As personagens principais são dois adolescentes, Hutatsu e Dathcino, de uma suposta etnia chamada de Syyanas, vistos como párias mesmo por outros estratos étnicos e sociais (se não é que há mesmo uma confluência de ambos) que rapidamente caem entre a espada e a parede, a saber, entre a espada dos Conquistadores e a parede onde eles podem ser sacrificados nos seus rituais sangrentos. Mas há ainda outro território no qual eles se encontram misturados. O da doença. Uma doença “misteriosa” avassala ambos os campos, a dos conquistadores brancos e a dos invadidos autóctones, e de uma forma ou outra, estes dois jovens terão parte na agência necessária para a erradicar. Mais, cada uma das personagens envolvidas tem uma longa história, mesmo que não revelada na sua totalidade, que complica as suas personalidades e papéis na trama: um conquistador literalmente renascido das cinzas para uma missão cristã, a filha do monarca da ilha, homens de cada lado da luta pejados de dúvidas…. A cada entrada das personagens na equação de Helldorado, a trama densifica-se até um ponto magnífico. E aí temos todos os ingredientes necessários para delinear uma narrativa clássica e tensa.

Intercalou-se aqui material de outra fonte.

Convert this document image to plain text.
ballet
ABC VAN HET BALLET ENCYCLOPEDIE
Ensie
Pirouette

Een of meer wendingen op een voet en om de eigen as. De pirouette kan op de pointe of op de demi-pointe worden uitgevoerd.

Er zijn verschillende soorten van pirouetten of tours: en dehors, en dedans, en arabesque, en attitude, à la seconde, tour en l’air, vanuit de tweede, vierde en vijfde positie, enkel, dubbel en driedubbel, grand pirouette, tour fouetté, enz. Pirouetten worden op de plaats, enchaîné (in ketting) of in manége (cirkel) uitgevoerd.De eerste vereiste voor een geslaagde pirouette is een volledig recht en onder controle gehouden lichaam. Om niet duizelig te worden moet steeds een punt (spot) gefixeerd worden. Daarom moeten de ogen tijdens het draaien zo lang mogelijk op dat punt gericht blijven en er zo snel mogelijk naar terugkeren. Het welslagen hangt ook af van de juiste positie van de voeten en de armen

Os desenhos de Noé recorda os de Das Pastoras: corpos que procuram a ultra-correcção anatómica, sublinhando a tessitura muscular, com um grande trabalho de textura das cores e volumes (e abusos nos efeitos permitidos pelo Photoshop), contornos a negro fechando visivelmente as figuras. Ou seja, instrumentos de clareza e espectacularidade que em tudo respeitam os desejos desta obra.
O epílogo tem alguns laivos de utopia transcultural [vejam esta página], ela mesmo passível objecto de estudo dos elementos políticos deste livro, que tanto pode ser objecto de alguns dos desejos dos jesuítas de então como de apenas uma extensão de alguns marcos ficcionais deste mesmo projecto. Na verdade, a dimensão política que este livro pode desencadear é muito marcante. Um autor como Diniz Conefrey, o qual se tem dedicado não apenas a um estudo sério, aturado e completo das culturas pré-colombianas, em todas as suas especificidades, e tentar mesmo devolver essas antigas “vozes” através do seu trabalho autoral (penso, claro, n’O Livro dos Dias, projecto infelizmente interrompido no seu desenho original pela inércia e as dificuldades do nosso mercado), encontrará decerto em Helldorado muita matéria de controvérsia, de erros factuais, de eventuais problemas mais profundos ainda, até de risibilidade em termos históricos, mas estamos em crer - sem querer impedir essa mesma discussão - que essas distorções não são muito diferentes de muitos dos outros gestos ficcionais em quaisquer outros géneros. O objectivo de Helldorado não é mais do que de total ficção e, repetimos, o da sua espectacularidade.
Retornando ao ponto de início, J.-D. Morvan é um escritor que utiliza todos os elementos que lhe são dados, ou por um texto anterior, uma ideia alheia, um projecto preparado, o que compõe o próprio género a que se dedica, para tecer com eles uma trama clara, directa e estruturada como ela o exige ser. Nada de impróprio ou indigno nessa nitidez.
Nota: agradecimentos à editora pela oferta dos livros.